Her story reminded me of my own experiences in high school, a time I haven't thought about in many years. I was always really smart and really shy, and hid amongst the fringes of the Advanced Placement kids at school. I was a good writer, and my teachers would sometimes read my essays (anonymously, thank goodness) to the class, but other than that, I didn't really stand out.
I always struggled a bit with math, but could usually do well if I applied myself. When registering for senior-year classes, I had the choice between Pre-Calculus, which most of my peers were taking, if they weren't among the cream of the crop in AP Calculus, or the more practical, but embarrassing, Math of Money, which focused on real-life skills like interest rates, mortgage, stocks, car payments, budgets, etc. Too proud to admit that I probably wasn't cut out for Pre-Calculus, I signed up for it and muddled through the first weeks and months. I already knew that I wanted to be an English teacher, and I knew that I would never need the skills I was supposed to learn in this math class.
When I was in fourth grade, we were supposed to memorize all of the states and their capitals so we could label them on a blank map of the United States, and I remember thinking, as a nine-year-old, what a complete waste of time this was, since, if I ever needed to locate a state or its capital, I could just pull out a map and look at it. So, when everyone else was studying for the test, I was playing outside. Of course, I failed, and I didn't even care. My grades were good enough to pull me through, and, as I predicted, it has never really mattered that I can't identify New Hampshire on a map.
That was definitely my attitude when it came to Pre-Cal, so I wasn't really surprised when I failed the third six weeks.

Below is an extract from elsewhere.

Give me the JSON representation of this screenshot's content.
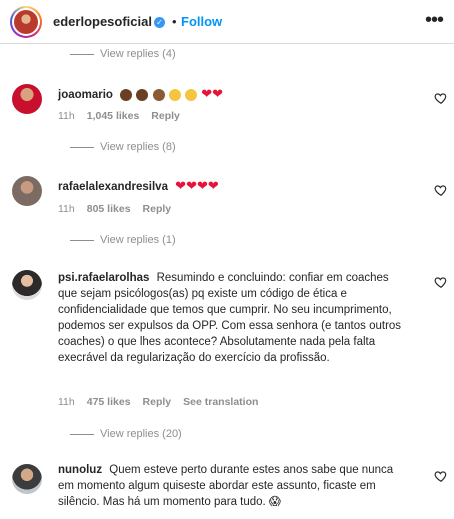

This was my senior year of high school, though, and nothing like this had ever happened in my academic career before. I was pretty devastated, and since I was academically ineligible to participate in extracurricular events, I had to miss one of my beloved speech tournaments, which meant everyone (or, the five people in my speech class) discovered my huge mistake.
What's hilarious about this story is that, not only did I immediately switch to Math of Money, where I sat among gang members and learned real-world skills, like how to balance a checkbook, but I also spent the entire rest of the year praying that none of my fellow AP students found out which math class I was actually taking. Also ironic is the fact that I was already dating Ryan, who was in the AP Calculus class, and who would have been an amazing tutor, if only I had asked. Pride definitely comes before a fall, and I learned that lesson the hard way.
And, much like the girl in the story, a female student at my school also removed the head of her poor, dissected pig, stuck it on a ruler, and paraded it around the classroom, Lord of the Flies style. And who says teenagers have no imagination?
Later, as we sat in our class labeling the parts of the pig on a diagram, the cute boy in front of me turned and asked if I could help figure out a body part he forgot to label on his pig. I looked down at my diagram, took a deep breath, gathered my courage, and said, "That's the vagina," because it was, and I decided not to be embarrassed about something as basic as a body part in Biology class.
I also read that Shaquille O'Neal earned his doctorate in education yesterday, and that impressed me very much. It seems he's been hard at work since he retired from the NBA, and as someone who struggled to write my master's thesis, I have nothing but respect for anyone who completes a doctoral program. It is a long and arduous task, one I realized I am not equipped to tackle, and they usually give you seven years to complete it. I'm also partial to Shaq because he went to high school in my hometown of San Antonio. Congratulations, Dr. O'Neal!